@mrcompletely Acrobatic. I'm always astounded. Turning corners so fast and frequently that there are no corners. The songs are almost incidental to the flow of the playing.
The official 3-CD reduction of the Pacific Northwest box seems very on point. A great archive release to keep in print as a canonical #gratefuldead "album."
@mrcompletely Agreed! More a statistical novelty than peak Dead. See my other post from tonight. Vancouver is the version I'd have included. Nonetheless, I understand why Seattle is included.
@mrcompletely I played a '76 Dave's Picks on a drive to pick up a cousin from a distant train station and thought that it was boring as a show, and also that it would be interesting to take the vocals out of a bunch of 1976 material and create a long "sleepy Dead" (minimalist?) instrumental mix.
@mrcompletely I would expect nothing less from Mr. Completely. I would know and remember the music/shows (on physical media) better, if the spines reinforced the important info, as cassette cases once did.
It's currently the sweetest, softest Spring-into-Summer evening where I am... Great weekend so far. Biked the neighborhood yard sale Friday, collecting little treasures to give to the 1-3 year-olds we saw at brunch and a bbq today. Brunch hosted by someone we met when she was nine. BBQ hosted by our young neighbors, whose toddler is letting us try out being grandparents.
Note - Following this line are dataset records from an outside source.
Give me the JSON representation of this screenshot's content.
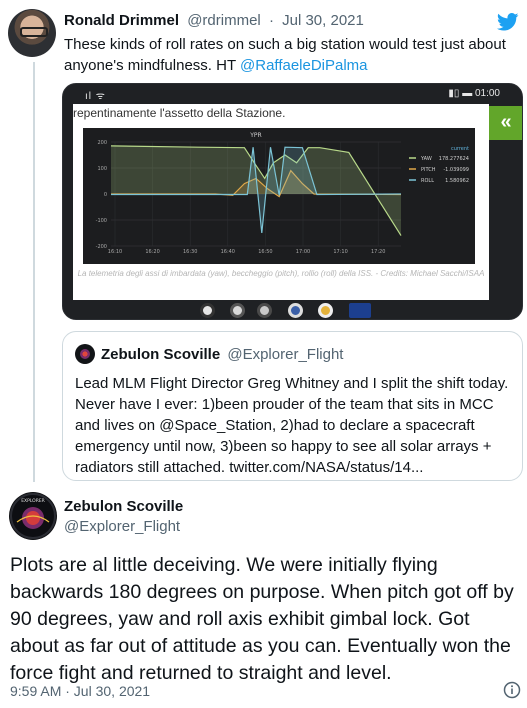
{
  "reply_tweet": {
    "author_name": "Ronald Drimmel",
    "handle": "@rdrimmel",
    "separator": "·",
    "date": "Jul 30, 2021",
    "text_before": "These kinds of roll rates on such a big station would test just about anyone's mindfulness. HT ",
    "mention": "@RaffaeleDiPalma",
    "icons": {
      "avatar": "avatar",
      "platform": "bird-icon"
    },
    "media": {
      "status_left": "ıl ᯤ",
      "status_right": "▮▯ ▬ 01:00",
      "page_text": "repentinamente l'assetto della Stazione.",
      "caption": "La telemetria degli assi di imbardata (yaw), beccheggio (pitch), rollio (roll) della ISS. - Credits: Michael Sacchi/ISAA",
      "nav_button": "«",
      "chart_data": {
        "type": "line",
        "title": "YPR",
        "x": [
          "16:10",
          "16:20",
          "16:30",
          "16:40",
          "16:50",
          "17:00",
          "17:10",
          "17:20"
        ],
        "ylim": [
          -200,
          200
        ],
        "yticks": [
          "200",
          "100",
          "0",
          "-100",
          "-200"
        ],
        "legend_header": "current",
        "legend_position": "right",
        "series": [
          {
            "name": "YAW",
            "current": "178.277624",
            "color": "#b8d98a",
            "points": [
              [
                0,
                185
              ],
              [
                0.3,
                180
              ],
              [
                0.46,
                178
              ],
              [
                0.5,
                110
              ],
              [
                0.53,
                60
              ],
              [
                0.56,
                120
              ],
              [
                0.6,
                150
              ],
              [
                0.64,
                120
              ],
              [
                0.68,
                178
              ],
              [
                0.72,
                178
              ],
              [
                0.82,
                160
              ],
              [
                1,
                -160
              ]
            ]
          },
          {
            "name": "PITCH",
            "current": "-1.039099",
            "color": "#e0a848",
            "points": [
              [
                0,
                0
              ],
              [
                0.36,
                0
              ],
              [
                0.42,
                -5
              ],
              [
                0.46,
                40
              ],
              [
                0.5,
                60
              ],
              [
                0.54,
                20
              ],
              [
                0.58,
                -10
              ],
              [
                0.62,
                90
              ],
              [
                0.66,
                40
              ],
              [
                0.7,
                0
              ],
              [
                1,
                -2
              ]
            ]
          },
          {
            "name": "ROLL",
            "current": "1.580962",
            "color": "#7cc4d6",
            "points": [
              [
                0,
                -2
              ],
              [
                0.47,
                -2
              ],
              [
                0.49,
                180
              ],
              [
                0.52,
                -150
              ],
              [
                0.55,
                180
              ],
              [
                0.58,
                -5
              ],
              [
                0.6,
                180
              ],
              [
                0.66,
                178
              ],
              [
                0.71,
                -2
              ],
              [
                1,
                0
              ]
            ]
          }
        ]
      },
      "bottom_icons": [
        "nasa-logo-icon",
        "agency-patch-icon",
        "crew-patch-icon",
        "mission-patch-icon",
        "esa-patch-icon",
        "flag-icon"
      ]
    }
  },
  "quoted_tweet": {
    "author_name": "Zebulon Scoville",
    "handle": "@Explorer_Flight",
    "text": "Lead MLM Flight Director Greg Whitney and I split the shift today. Never have I ever: 1)been prouder of the team that sits in MCC and lives on @Space_Station, 2)had to declare a spacecraft emergency until now, 3)been so happy to see all solar arrays + radiators still attached. twitter.com/NASA/status/14..."
  },
  "main_tweet": {
    "author_name": "Zebulon Scoville",
    "handle": "@Explorer_Flight",
    "text": "Plots are al little deceiving. We were initially flying backwards 180 degrees on purpose. When pitch got  off by 90 degrees, yaw and roll axis exhibit gimbal lock. Got about as far out of attitude as you can. Eventually won the force fight and returned to straight and level.",
    "timestamp": "9:59 AM · Jul 30, 2021",
    "avatar_patch_text": "EXPLORER"
  }
}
Spring + humans vibing together is an amazing reminder of the reasons to be hopeful.
@mrcompletely Also, Memphis was not "relatively sane." It was as riven and un-repaired as in 1968 and before. Truly a broken place where the entirety of US history continued to be apparent.
@mrcompletely I think Durham was probably equally broken in my time there, but there was a college town inside it, which was real, even if not representative of the whole.